Chaque mois, le Royaume-Uni importe depuis l’UE 37 millions de boîtes de médicaments. En cas de sortie sans accord, les autorisations européennes de commercialisation pourraient ne plus être valables, le Royaume-Uni devenant un pays tiers. Ainsi, un certain nombre de traitements pourraient cruellement manquer. C’est le cas de l’insuline pour les diabétiques, par exemple, que le pays ne fabrique pas. Autre scénario : les embouteillages causés par le retour des contrôles douaniers pourraient retarder l’arrivée des médicaments en pharmacie. C’est pourquoi des groupes pharmaceutiques comme Sanofi anticipent en augmentant leurs stocks. Inquiets, 14 500 Anglais ont signé une pétition en ligne pour demander au gouvernement de « stopper le Brexit si les traitements vitaux ne sont pas garantis » (« Stop Brexit if supplies of vital medication can’t be guaranteed. »)
Des industriels dans une position précaire
Les usines britanniques sont très inquiètes d’un No Deal, notamment celles de l’industrie alimentaire. The Euris Taskforce, un groupe d’organisations commerciales représentant l’industrie britannique, a même adressé deux lettres à Theresa May, lui demandant d’exclure l’éventualité du No Deal. Howard Porters, qui siège à l’EURIS, a ainsi déclaré qu’un « Brexit sans accord provoquerait d’importants dommages à long terme pour le secteur industriel britannique » (« no-deal Brexit will result in significant long-term damage to the UK manufacturing sector »). Il a souligné la forte augmentation des coûts pour ce secteur que le No Deal pourrait provoquer. Certaines entreprises ne seraient en effet pas en mesure de les supporter. Par ailleurs, un rapport de l’EURIS affirme qu’une sortie brutale risquerait de considérablement diminuer les échanges commerciaux du Royaume-Uni. Enfin, l’ancienne ministre conservatrice du Cabinet Carole Spelman a expliqué que la sortie sans accord pourrait provoquer une « pertes d’emplois » (« job losses »).
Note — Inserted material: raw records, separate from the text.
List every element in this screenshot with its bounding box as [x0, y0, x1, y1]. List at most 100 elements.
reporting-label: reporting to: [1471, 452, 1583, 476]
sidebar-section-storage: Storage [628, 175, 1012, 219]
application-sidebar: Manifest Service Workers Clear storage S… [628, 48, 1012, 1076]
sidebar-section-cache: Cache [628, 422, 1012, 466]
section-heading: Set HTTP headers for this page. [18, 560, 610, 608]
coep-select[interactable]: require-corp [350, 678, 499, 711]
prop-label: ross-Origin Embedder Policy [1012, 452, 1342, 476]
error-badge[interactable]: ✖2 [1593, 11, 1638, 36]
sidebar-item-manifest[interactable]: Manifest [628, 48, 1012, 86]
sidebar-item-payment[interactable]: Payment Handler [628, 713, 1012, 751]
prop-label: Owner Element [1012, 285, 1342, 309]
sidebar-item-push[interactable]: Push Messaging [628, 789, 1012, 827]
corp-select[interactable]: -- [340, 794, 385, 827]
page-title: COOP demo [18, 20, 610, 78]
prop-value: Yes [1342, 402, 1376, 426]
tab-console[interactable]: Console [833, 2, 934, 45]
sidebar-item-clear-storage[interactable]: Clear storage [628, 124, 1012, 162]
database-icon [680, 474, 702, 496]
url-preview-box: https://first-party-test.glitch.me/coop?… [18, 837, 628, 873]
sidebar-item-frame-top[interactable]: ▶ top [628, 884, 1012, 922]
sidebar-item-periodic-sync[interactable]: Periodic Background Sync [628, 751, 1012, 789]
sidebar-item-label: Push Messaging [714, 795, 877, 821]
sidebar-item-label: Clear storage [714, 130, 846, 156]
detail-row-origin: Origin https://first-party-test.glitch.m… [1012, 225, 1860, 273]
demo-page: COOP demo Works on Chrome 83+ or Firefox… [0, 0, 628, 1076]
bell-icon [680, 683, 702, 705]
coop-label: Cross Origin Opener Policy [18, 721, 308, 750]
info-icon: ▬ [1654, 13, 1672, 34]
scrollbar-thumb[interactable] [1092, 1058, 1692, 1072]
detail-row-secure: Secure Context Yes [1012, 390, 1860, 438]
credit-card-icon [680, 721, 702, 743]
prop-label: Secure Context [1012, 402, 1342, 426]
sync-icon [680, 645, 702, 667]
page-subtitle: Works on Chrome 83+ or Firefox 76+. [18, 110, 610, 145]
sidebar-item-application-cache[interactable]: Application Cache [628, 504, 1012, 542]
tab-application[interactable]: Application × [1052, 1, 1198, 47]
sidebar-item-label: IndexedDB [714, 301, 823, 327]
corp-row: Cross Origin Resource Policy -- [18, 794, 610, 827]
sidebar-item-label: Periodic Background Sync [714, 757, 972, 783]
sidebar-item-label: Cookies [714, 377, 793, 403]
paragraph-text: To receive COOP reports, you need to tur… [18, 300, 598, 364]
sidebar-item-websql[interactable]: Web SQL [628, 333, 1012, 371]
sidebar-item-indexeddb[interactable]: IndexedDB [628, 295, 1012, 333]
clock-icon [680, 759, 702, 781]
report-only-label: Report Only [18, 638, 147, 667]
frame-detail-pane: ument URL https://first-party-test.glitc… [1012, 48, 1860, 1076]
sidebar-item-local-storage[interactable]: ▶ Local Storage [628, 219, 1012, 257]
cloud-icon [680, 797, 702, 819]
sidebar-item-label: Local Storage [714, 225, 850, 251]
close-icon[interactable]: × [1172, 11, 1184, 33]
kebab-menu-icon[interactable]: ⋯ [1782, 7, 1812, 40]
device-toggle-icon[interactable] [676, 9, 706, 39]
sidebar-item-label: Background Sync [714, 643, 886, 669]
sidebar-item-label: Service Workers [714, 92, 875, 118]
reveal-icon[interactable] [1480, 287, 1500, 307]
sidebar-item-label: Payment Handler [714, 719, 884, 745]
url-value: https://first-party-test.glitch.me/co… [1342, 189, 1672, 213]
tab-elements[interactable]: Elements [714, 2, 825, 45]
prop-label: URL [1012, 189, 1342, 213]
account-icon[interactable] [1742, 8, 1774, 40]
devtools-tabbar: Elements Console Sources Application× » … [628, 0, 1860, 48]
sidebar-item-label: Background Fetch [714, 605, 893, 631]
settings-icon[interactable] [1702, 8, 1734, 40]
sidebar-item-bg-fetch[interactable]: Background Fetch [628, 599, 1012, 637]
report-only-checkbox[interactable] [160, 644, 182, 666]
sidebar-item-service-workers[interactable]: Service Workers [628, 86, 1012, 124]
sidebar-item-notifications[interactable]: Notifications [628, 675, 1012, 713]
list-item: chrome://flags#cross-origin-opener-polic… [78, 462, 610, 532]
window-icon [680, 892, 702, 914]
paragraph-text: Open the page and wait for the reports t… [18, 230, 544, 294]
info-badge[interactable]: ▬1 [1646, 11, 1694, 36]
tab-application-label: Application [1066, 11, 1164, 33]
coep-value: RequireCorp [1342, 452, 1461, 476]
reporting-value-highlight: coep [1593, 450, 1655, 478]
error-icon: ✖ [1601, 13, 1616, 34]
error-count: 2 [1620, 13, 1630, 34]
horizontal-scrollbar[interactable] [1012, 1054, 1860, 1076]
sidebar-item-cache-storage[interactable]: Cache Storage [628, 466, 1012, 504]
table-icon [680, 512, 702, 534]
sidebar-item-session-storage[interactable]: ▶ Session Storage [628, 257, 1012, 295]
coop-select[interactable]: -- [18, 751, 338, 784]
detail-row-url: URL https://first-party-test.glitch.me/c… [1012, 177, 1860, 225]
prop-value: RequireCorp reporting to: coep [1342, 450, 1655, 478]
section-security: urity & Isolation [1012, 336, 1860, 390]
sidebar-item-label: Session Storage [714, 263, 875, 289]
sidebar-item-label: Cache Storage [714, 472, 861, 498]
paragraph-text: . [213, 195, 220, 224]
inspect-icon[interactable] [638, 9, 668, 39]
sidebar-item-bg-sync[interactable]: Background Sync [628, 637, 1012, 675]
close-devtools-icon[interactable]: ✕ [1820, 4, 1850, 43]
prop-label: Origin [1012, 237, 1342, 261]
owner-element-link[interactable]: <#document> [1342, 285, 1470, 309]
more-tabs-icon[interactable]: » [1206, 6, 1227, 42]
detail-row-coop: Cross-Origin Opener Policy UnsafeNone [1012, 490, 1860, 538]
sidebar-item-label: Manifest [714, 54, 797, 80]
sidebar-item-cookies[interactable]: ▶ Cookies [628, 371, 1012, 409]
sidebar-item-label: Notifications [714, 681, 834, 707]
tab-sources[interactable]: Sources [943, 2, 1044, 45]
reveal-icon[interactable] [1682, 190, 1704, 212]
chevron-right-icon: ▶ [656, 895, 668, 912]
Michael Gove, ministre de l’environnement
Un No Deal qui met les agriculteurs britanniques en danger
Le ministre de l’environnement Michael Gove a d’ailleurs déclaré que les producteurs de denrées alimentaires et les agriculteurs seront confrontés à des « troubles considérables » (« considerable turbulence ») en cas de sortie sans accord. Entre autres, une grande partie des intrants des cultivateurs est produite dans l’Union européenne. Il a ajouté à la Oxford Farming Conference, conférence annuelle concernant les fermiers, qu’une telle situation entraînerait des nouveaux tarifs sur les exportations, de nouvelles normes sanitaires et d’autres contrôles aux frontières. Les droits de douane sur la vente de viande bovine pourrait atteindre les 40% si le Royaume-Uni ne respecte pas les règles de l’Organisation mondiale du commerce. Il a ainsi encouragé à voter pour l’accord de Theresa May, qui protégerait l’accès au marché et renforcerait les certitudes économiques. Michael Gove promet une transition harmonieuse pour l’agriculture qui devra quitter la politique agricole commune. Alors que les frais des fermiers pourraient augmenter, le gouvernement s’est engagé à leur verser des subventions égales à celles actuellement en vigueur dans l’Union Européenne. Michael Gove a dû faire face à de nombreuses critiques, lui reprochant notamment des promesses intenables, au moins pour le moment. Le Nation Farmer’s Union, syndicat des fermiers, a demandé une législation spécifique qui assurerait que les produits importés et cultivés localement soient soumis à des normes identiques.
Des kilomètres de bouchons aux frontières
No Deal signifie aussi rétablissement des contrôles douaniers de marchandises. Lundi 7 janvier, le ministère des Transports britannique a mis au point une simulation grandeur nature entre l’aéroport de Manston, dans le sud-est de Londres jusqu’au port de Douvres. 89 camions ont effectué le voyage dans l’objectif de trouver comment éviter les embouteillages. Selon une étude de l’Université britannique l’Imperial College London, deux minutes supplémentaires de contrôle causeraient près de 50 km de bouchons sur l’autoroute M20, qui relie Londres au tunnel sous la Manche.